Pour ceux qui ne le savent pas, un artiste passe la moitié de son temps à apprendre des partitions mortellement difficiles et l’autre moitié de son temps à exécuter la danse du ventre auprès de programmateurs pour avoir le droit de monter sur scène. C’est le b.a-ba de la profession. Lutter serait inutile.

Dans son e-mail, le programmateur refuse le projet qui lui est proposé. Vous me direz : c’est bien, généralement, ils ne répondent pas. Mais dans son e-mail, le programmateur se lance dans une petite analyse musicologique de ce qui lui est offert : le compositeur n’est pas si intéressant que ça, puis le programme est nul, puis les instrumentistes ne sont pas terribles. « Non, vraiment Coco, tu es gentil, mais je ne peux rien faire pour toi ». (grosso modo)

C’est le célèbre double effet kiss cool de la vie d’artiste : non seulement on est obligé de convaincre des ronds-de-cuir insipides de son talent, mais en plus il faut subir stoïquement leur cours magistraux d’esthétique sans leur sauter à la gorge avec un coutelas rouillé. Pourtant, la tentation est grande.

Cela m’a rappelé ma lointaine jeunesse, quand j’étais agent artistique de chanteurs d’opéra. Un jeune soprano inconnu avait été auditionner dans une maison d’opéra du sud de la France. Le préposé à la distribution (appelons-le Monsieur Z) avait pris un air un peu défait en concédant du bout des lèvres que ce n’était pas si mal, « mais que l’inadéquation de l’artiste au style de Mozart lui semblait fondamentale et très définitive ».

Inutile de dire que plus tard, l’intéressée chanta les plus grands rôles mozartiens sur les plus grandes scènes du monde, recevant même dans Le Figaro un compliment définitif de Christian Merlin « ses aigus ont la radiance de Gundula Janowitz » (je cite de mémoire, mais je suis sans doute imprécis).

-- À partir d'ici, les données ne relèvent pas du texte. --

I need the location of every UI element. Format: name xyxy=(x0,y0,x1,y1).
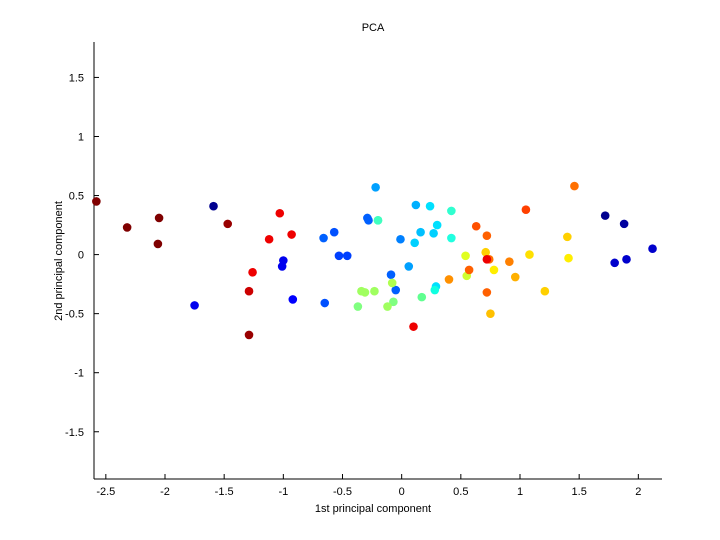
scatter-point xyxy=(447,206,456,216)
scatter-point xyxy=(429,229,438,238)
scatter-point xyxy=(411,200,421,210)
scatter-point xyxy=(447,233,456,243)
scatter-point xyxy=(425,201,435,211)
scatter-point xyxy=(264,234,274,244)
y-axis-ticks: -1.5 -1 -0.5 0 0.5 1 1.5 xyxy=(65,72,99,439)
plot-area xyxy=(93,42,662,480)
scatter-point xyxy=(190,301,199,310)
scatter-point xyxy=(373,216,383,225)
y-tick-label: -1 xyxy=(74,368,84,380)
scatter-point xyxy=(619,219,629,229)
y-tick-label: 1.5 xyxy=(69,72,84,84)
scatter-point xyxy=(610,258,619,268)
x-tick-label: 0.5 xyxy=(453,486,468,498)
y-tick-label: 0 xyxy=(78,250,84,262)
scatter-point xyxy=(481,247,490,257)
scatter-point xyxy=(464,265,474,275)
scatter-point xyxy=(386,270,396,279)
scatter-point xyxy=(482,231,492,240)
scatter-point xyxy=(410,238,419,248)
scatter-point xyxy=(570,181,579,191)
scatter-point xyxy=(248,268,257,277)
scatter-point xyxy=(430,285,440,295)
scatter-point xyxy=(648,244,657,253)
scatter-point xyxy=(319,233,328,243)
x-axis-title: 1st principal component xyxy=(315,503,431,515)
scatter-point xyxy=(223,219,233,229)
scatter-point xyxy=(622,255,631,264)
scatter-point xyxy=(371,182,380,192)
scatter-point xyxy=(342,251,352,261)
scatter-point xyxy=(600,211,610,220)
scatter-point xyxy=(364,216,373,225)
x-tick-label: -2 xyxy=(160,486,170,498)
scatter-point xyxy=(417,292,427,302)
x-axis-ticks: -2.5 -2 -1.5 -1 -0.5 0 0.5 1 1.5 2 xyxy=(96,474,641,498)
scatter-point xyxy=(122,223,132,232)
scatter-point xyxy=(471,221,481,231)
data-points xyxy=(92,181,657,340)
y-tick-label: -0.5 xyxy=(65,309,84,321)
y-tick-label: -1.5 xyxy=(65,427,84,439)
x-tick-label: 1.5 xyxy=(572,486,587,498)
scatter-point xyxy=(244,330,254,340)
scatter-point xyxy=(92,197,101,206)
scatter-point xyxy=(360,288,370,297)
scatter-point xyxy=(275,208,285,218)
scatter-point xyxy=(287,230,296,239)
scatter-point xyxy=(389,297,398,307)
scatter-point xyxy=(486,309,495,318)
scatter-point xyxy=(320,298,330,308)
scatter-point xyxy=(244,286,254,296)
scatter-point xyxy=(564,253,573,263)
y-tick-label: 1 xyxy=(78,131,84,143)
chart-title: PCA xyxy=(362,22,385,34)
scatter-point xyxy=(432,220,442,230)
x-tick-label: -1 xyxy=(278,486,288,498)
y-tick-label: 0.5 xyxy=(69,191,84,203)
x-tick-label: -2.5 xyxy=(96,486,115,498)
scatter-point xyxy=(563,232,572,242)
scatter-point xyxy=(391,285,401,295)
scatter-point xyxy=(334,251,344,261)
y-axis-title: 2nd principal component xyxy=(53,201,65,321)
scatter-point xyxy=(482,255,492,264)
scatter-point xyxy=(383,302,392,311)
scatter-point xyxy=(461,251,470,261)
scatter-point xyxy=(277,262,287,271)
scatter-point xyxy=(525,250,534,259)
scatter-point xyxy=(444,275,454,284)
scatter-point xyxy=(387,278,397,288)
scatter-point xyxy=(154,213,164,223)
scatter-point xyxy=(370,286,379,296)
x-tick-label: 0 xyxy=(399,486,405,498)
scatter-point xyxy=(482,288,492,297)
scatter-point xyxy=(521,205,531,215)
x-tick-label: -0.5 xyxy=(333,486,352,498)
scatter-point xyxy=(153,239,163,249)
scatter-point xyxy=(209,201,218,211)
scatter-point xyxy=(416,227,425,237)
scatter-point xyxy=(489,265,499,275)
scatter-point xyxy=(505,257,514,266)
scatter-point xyxy=(540,286,550,296)
scatter-point xyxy=(329,227,339,237)
x-tick-label: -1.5 xyxy=(215,486,234,498)
scatter-point xyxy=(510,272,520,282)
x-tick-label: 2 xyxy=(635,486,641,498)
scatter-point xyxy=(409,322,418,331)
scatter-point xyxy=(353,302,363,311)
x-tick-label: 1 xyxy=(517,486,523,498)
scatter-point xyxy=(396,234,405,244)
scatter-point xyxy=(404,262,414,271)
scatter-point xyxy=(288,295,298,304)
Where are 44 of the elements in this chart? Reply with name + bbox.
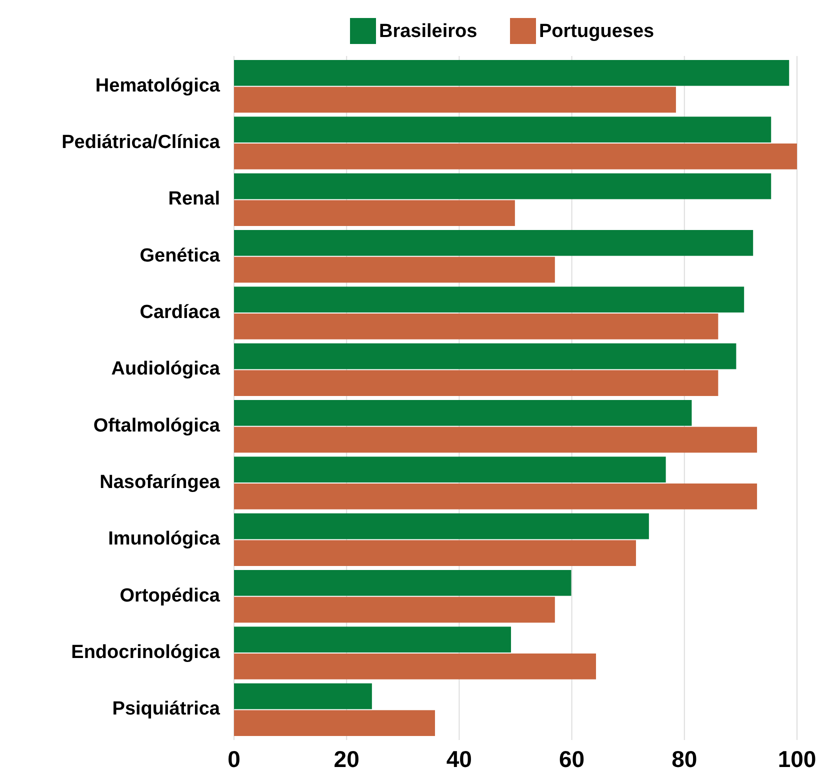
bar [234, 343, 736, 370]
bar [234, 540, 636, 566]
y-tick-label: Psiquiátrica [112, 698, 220, 720]
y-tick-label: Imunológica [108, 528, 220, 550]
bar [234, 314, 718, 340]
bar [234, 683, 372, 710]
x-tick-label: 0 [228, 746, 240, 772]
x-tick-label: 60 [559, 746, 585, 772]
legend-label: Brasileiros [379, 21, 478, 42]
x-tick-label: 40 [446, 746, 472, 772]
bar [234, 286, 744, 312]
bar [234, 710, 435, 736]
y-tick-label: Nasofaríngea [100, 472, 220, 494]
bar [234, 116, 772, 142]
bar [234, 400, 692, 426]
bar [234, 626, 511, 652]
y-tick-label: Pediátrica/Clínica [62, 132, 220, 154]
bar [234, 173, 772, 200]
legend-label: Portugueses [539, 21, 654, 42]
bar [234, 513, 649, 540]
x-tick-label: 100 [778, 746, 816, 772]
y-tick-label: Ortopédica [120, 585, 220, 606]
bar [234, 456, 666, 482]
bar [234, 484, 758, 510]
bar [234, 654, 596, 680]
x-tick-label: 20 [334, 746, 360, 772]
y-tick-label: Oftalmológica [93, 415, 220, 436]
bar [234, 144, 797, 170]
y-tick-label: Genética [140, 245, 220, 266]
bar [234, 230, 754, 256]
bar [234, 426, 758, 453]
x-tick-label: 80 [672, 746, 698, 772]
y-tick-label: Endocrinológica [71, 642, 220, 664]
y-tick-label: Hematológica [95, 75, 220, 96]
bar [234, 86, 676, 113]
bar [234, 370, 718, 396]
y-tick-label: Cardíaca [140, 302, 220, 324]
bar [234, 200, 515, 226]
bar [234, 256, 555, 283]
y-tick-label: Renal [168, 188, 220, 210]
bar [234, 596, 555, 623]
bar [234, 60, 790, 86]
y-tick-label: Audiológica [111, 358, 220, 380]
bar [234, 570, 572, 596]
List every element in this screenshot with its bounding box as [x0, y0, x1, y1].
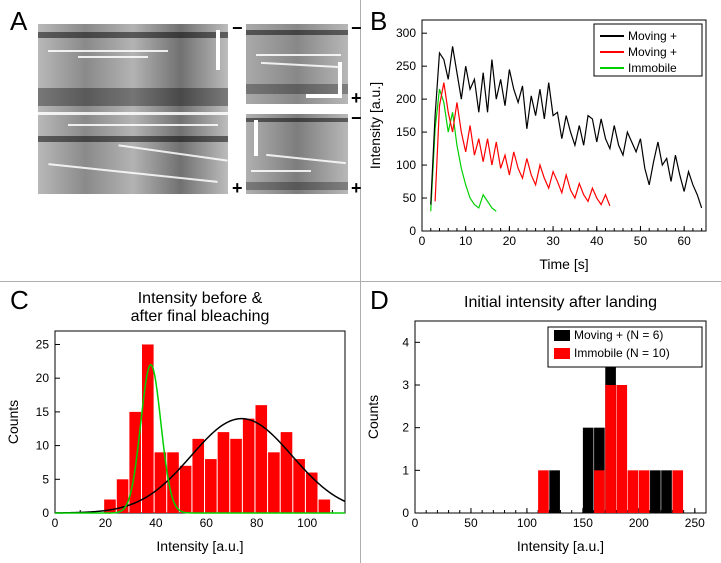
svg-text:0: 0 — [409, 224, 416, 238]
svg-text:Intensity [a.u.]: Intensity [a.u.] — [156, 538, 243, 554]
svg-text:80: 80 — [250, 516, 264, 530]
svg-text:Initial intensity after landin: Initial intensity after landing — [464, 294, 657, 311]
svg-text:60: 60 — [677, 234, 691, 248]
svg-text:300: 300 — [396, 26, 416, 40]
svg-text:1: 1 — [402, 463, 409, 477]
svg-text:4: 4 — [402, 335, 409, 349]
scalebar-h-tr — [306, 94, 342, 98]
svg-text:50: 50 — [403, 191, 417, 205]
svg-text:100: 100 — [517, 516, 537, 530]
svg-text:Counts: Counts — [365, 395, 381, 439]
svg-text:25: 25 — [36, 337, 50, 351]
svg-text:100: 100 — [297, 516, 317, 530]
panel-a-label: A — [10, 6, 27, 37]
chart-c: Intensity before &after final bleaching 0… — [0, 281, 360, 563]
svg-text:Moving +: Moving + — [628, 45, 677, 59]
svg-text:15: 15 — [36, 405, 50, 419]
svg-text:Intensity [a.u.]: Intensity [a.u.] — [367, 82, 383, 169]
svg-text:0: 0 — [52, 516, 59, 530]
svg-text:50: 50 — [464, 516, 478, 530]
scalebar-v-tr — [338, 62, 342, 98]
svg-text:10: 10 — [459, 234, 473, 248]
panel-c: C Intensity before &after final bleachin… — [0, 281, 360, 563]
svg-text:60: 60 — [200, 516, 214, 530]
panel-d: D Initial intensity after landing0501001… — [360, 281, 721, 563]
svg-text:0: 0 — [419, 234, 426, 248]
svg-text:Immobile: Immobile — [628, 61, 677, 75]
chart-b: 0 10 20 30 40 50 60 0 50 100 150 200 250 300 Time [s] I… — [360, 0, 721, 281]
svg-text:40: 40 — [590, 234, 604, 248]
kymograph-main — [38, 24, 228, 194]
svg-text:150: 150 — [573, 516, 593, 530]
svg-text:2: 2 — [402, 421, 409, 435]
scalebar-v-br — [254, 120, 258, 156]
svg-text:200: 200 — [396, 92, 416, 106]
svg-text:250: 250 — [685, 516, 705, 530]
kymograph-bottom-right — [246, 114, 348, 194]
svg-text:3: 3 — [402, 378, 409, 392]
legend-b: Moving + Moving + Immobile — [594, 24, 702, 76]
kymo-main-plus: + — [232, 178, 243, 199]
svg-text:20: 20 — [99, 516, 113, 530]
svg-text:20: 20 — [36, 371, 50, 385]
panel-b: B 0102030405060050100150200250300Time [s… — [360, 0, 721, 281]
svg-text:Immobile (N = 10): Immobile (N = 10) — [574, 346, 670, 360]
svg-text:Time [s]: Time [s] — [539, 256, 588, 272]
svg-text:30: 30 — [546, 234, 560, 248]
svg-text:10: 10 — [36, 439, 50, 453]
svg-text:0: 0 — [42, 506, 49, 520]
kymo-main-minus: − — [232, 18, 243, 39]
kymograph-top-right — [246, 24, 348, 104]
svg-text:50: 50 — [634, 234, 648, 248]
chart-d: Initial intensity after landing 0 50 100 150… — [360, 281, 721, 563]
svg-text:0: 0 — [412, 516, 419, 530]
svg-text:Intensity [a.u.]: Intensity [a.u.] — [517, 538, 604, 554]
panel-a: A − + − + — [0, 0, 360, 281]
svg-text:5: 5 — [42, 472, 49, 486]
svg-text:Counts: Counts — [5, 400, 21, 444]
svg-text:after final bleaching: after final bleaching — [131, 308, 270, 325]
svg-text:250: 250 — [396, 59, 416, 73]
svg-text:20: 20 — [503, 234, 517, 248]
svg-text:40: 40 — [149, 516, 163, 530]
svg-text:200: 200 — [629, 516, 649, 530]
scalebar-v-main — [216, 30, 220, 70]
svg-text:100: 100 — [396, 158, 416, 172]
svg-text:Moving +: Moving + — [628, 29, 677, 43]
svg-text:Intensity before &: Intensity before & — [138, 290, 263, 307]
legend-d: Moving + (N = 6) Immobile (N = 10) — [548, 327, 702, 367]
svg-text:Moving + (N = 6): Moving + (N = 6) — [574, 328, 663, 342]
svg-text:150: 150 — [396, 125, 416, 139]
svg-text:0: 0 — [402, 506, 409, 520]
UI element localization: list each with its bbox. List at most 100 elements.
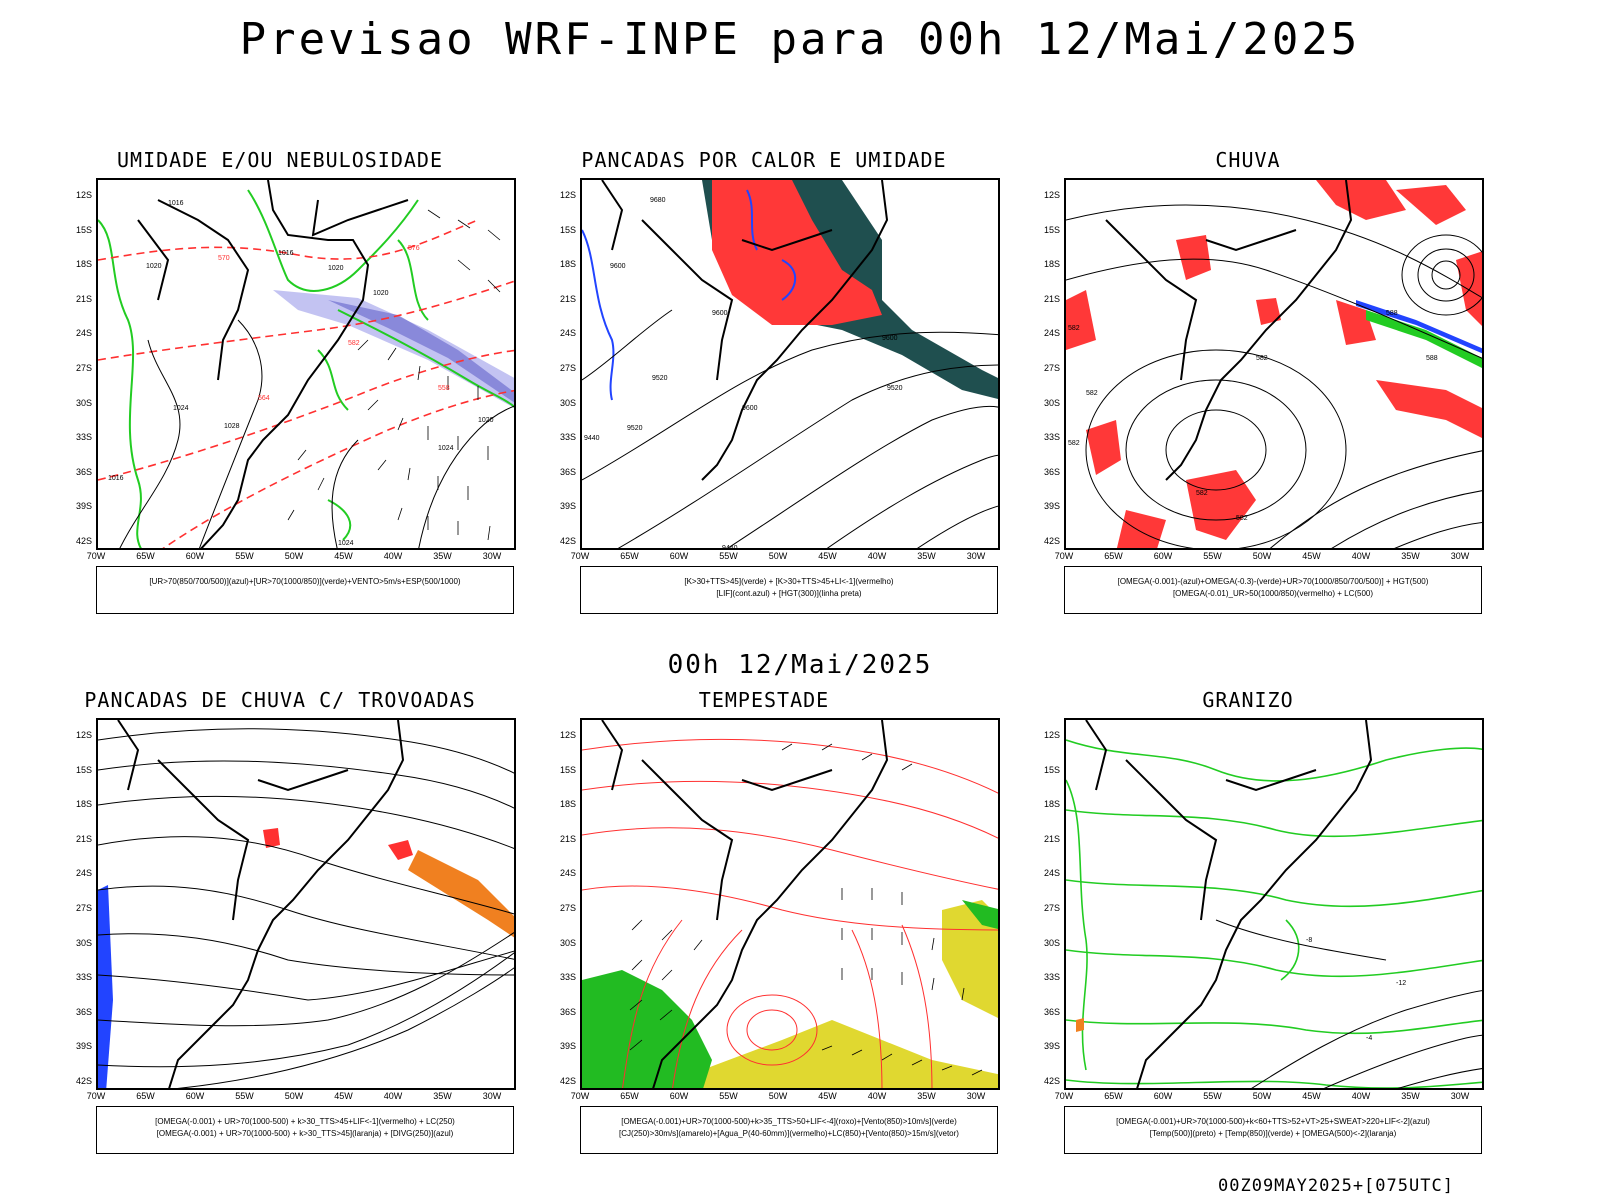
lat-label: 15S [75, 764, 92, 775]
lon-label: 50W [768, 551, 788, 561]
lat-label: 39S [75, 501, 92, 512]
lat-label: 15S [559, 764, 576, 775]
lon-label: 70W [1054, 551, 1074, 561]
map-frame: 1016 1020 1024 1028 1020 1024 570 576 58… [96, 178, 516, 550]
wind-vectors [629, 743, 983, 1076]
lat-label: 30S [1043, 937, 1060, 948]
lon-label: 70W [570, 551, 590, 561]
streamlines [1066, 204, 1482, 548]
lat-label: 12S [559, 730, 576, 740]
contour-label: 9600 [742, 405, 758, 412]
lat-label: 33S [559, 972, 576, 983]
lon-label: 50W [1252, 551, 1272, 561]
lon-label: 60W [1153, 551, 1173, 561]
contour-label: 9680 [650, 197, 666, 204]
map-frame: 9680 9600 9600 9520 9600 9520 9440 9600 … [580, 178, 1000, 550]
contour-label: 1016 [278, 250, 294, 257]
panel-chuva: CHUVA [1008, 148, 1488, 628]
lon-label: 30W [482, 551, 502, 561]
legend-line: [CJ(250)>30m/s](amarelo)+[Agua_P(40-60mm… [619, 1129, 959, 1138]
map-svg: 1016 1020 1024 1028 1020 1024 570 576 58… [98, 180, 514, 548]
shading [98, 828, 514, 1088]
red-rain-patches [1066, 180, 1482, 548]
lat-label: 12S [75, 190, 92, 200]
lon-label: 65W [136, 551, 155, 561]
legend-line: [K>30+TTS>45](verde) + [K>30+TTS>45+LI<-… [684, 577, 894, 586]
lat-label: 42S [1043, 536, 1060, 546]
red-shading [712, 180, 882, 325]
contour-label: 1020 [328, 265, 344, 272]
lon-label: 30W [966, 551, 986, 561]
lat-label: 12S [559, 190, 576, 200]
purple-band [273, 290, 514, 408]
lon-label: 50W [768, 1091, 788, 1101]
legend-line: [OMEGA(-0.01)_UR>50(1000/850)(vermelho) … [1172, 589, 1374, 598]
contour-label: 9600 [712, 310, 728, 317]
coastline [117, 720, 405, 1088]
lon-label: 55W [235, 1091, 254, 1101]
lat-label: 21S [559, 293, 576, 304]
lon-label: 50W [1252, 1091, 1272, 1101]
lat-label: 42S [559, 1076, 576, 1086]
lat-label: 21S [75, 833, 92, 844]
lat-label: 39S [1043, 1041, 1060, 1052]
contour-label: 9440 [722, 545, 738, 550]
lat-label: 24S [1043, 868, 1060, 879]
lat-label: 18S [75, 259, 92, 270]
panel-title: PANCADAS DE CHUVA C/ TROVOADAS [84, 688, 476, 712]
lon-label: 60W [1153, 1091, 1173, 1101]
lon-label: 35W [1401, 551, 1420, 561]
map-frame: 582 588 582 582 582 582 582 588 [1064, 178, 1484, 550]
black-height-contours [582, 309, 998, 548]
lat-label: 27S [1043, 903, 1060, 913]
green-contours [1066, 739, 1482, 1088]
panel-tempestade: TEMPESTADE [524, 688, 1004, 1168]
lat-label: 30S [559, 397, 576, 408]
contour-label: 582 [1068, 440, 1080, 447]
contour-labels: -12 -8 -4 [1306, 937, 1406, 1042]
coastline [137, 180, 409, 548]
green-wind [582, 970, 712, 1088]
lon-label: 55W [719, 1091, 738, 1101]
lon-label: 60W [669, 1091, 689, 1101]
contour-label: 1020 [478, 417, 494, 424]
lon-label: 65W [620, 1091, 639, 1101]
contour-label: 582 [348, 340, 360, 347]
contour-label: 9520 [652, 375, 668, 382]
legend-box: [OMEGA(-0.001)+UR>70(1000-500)+k>35_TTS>… [580, 1106, 998, 1154]
lat-label: 24S [559, 328, 576, 339]
lon-label: 45W [1302, 1091, 1321, 1101]
lat-label: 36S [559, 1006, 576, 1017]
panel-umidade: UMIDADE E/OU NEBULOSIDADE [40, 148, 520, 628]
contour-label: 1016 [168, 200, 184, 207]
blue-strip [98, 885, 113, 1088]
green-contours [98, 189, 514, 548]
lon-label: 70W [1054, 1091, 1074, 1101]
lat-label: 36S [559, 466, 576, 477]
streamlines [98, 728, 514, 1088]
lon-label: 65W [1104, 551, 1123, 561]
lat-label: 27S [1043, 363, 1060, 373]
lat-label: 33S [75, 432, 92, 443]
lon-label: 50W [284, 551, 304, 561]
lon-label: 45W [818, 551, 837, 561]
coastline [1105, 180, 1353, 481]
lat-label: 27S [559, 363, 576, 373]
map-frame: -12 -8 -4 [1064, 718, 1484, 1090]
lat-label: 15S [1043, 764, 1060, 775]
lon-label: 30W [482, 1091, 502, 1101]
panel-title: CHUVA [1215, 148, 1281, 172]
lat-label: 33S [75, 972, 92, 983]
lat-label: 18S [1043, 259, 1060, 270]
panel-pancadas-calor: PANCADAS POR CALOR E UMIDADE [524, 148, 1004, 628]
lat-label: 30S [1043, 397, 1060, 408]
lat-label: 24S [559, 868, 576, 879]
contour-label: 576 [408, 245, 420, 252]
contour-label: 564 [258, 395, 270, 402]
contour-label: 582 [1068, 325, 1080, 332]
red-streamlines [582, 738, 998, 1088]
lat-label: 15S [1043, 224, 1060, 235]
lat-label: 36S [75, 1006, 92, 1017]
lat-label: 39S [1043, 501, 1060, 512]
legend-box: [K>30+TTS>45](verde) + [K>30+TTS>45+LI<-… [580, 566, 998, 614]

Un instant bien-sûr j’ai été tenté de transmettre tout cela au rustre précité, mais je me suis abstenu : son commentaire idiot avait dû se perdre dans sa mémoire au milieu d’un million d’autres commentaires idiots. Car ainsi fonctionnent-ils. Et un jour, on le surprendra – vieux et claudiquant – à dire dans les dîners « j’ai été le premier à la découvrir, elle. J’ai eu le nez ».

Respirer un bon coup, hausser les épaules et leur souhaiter une mort lente. Il n’y a rien d’autre à faire.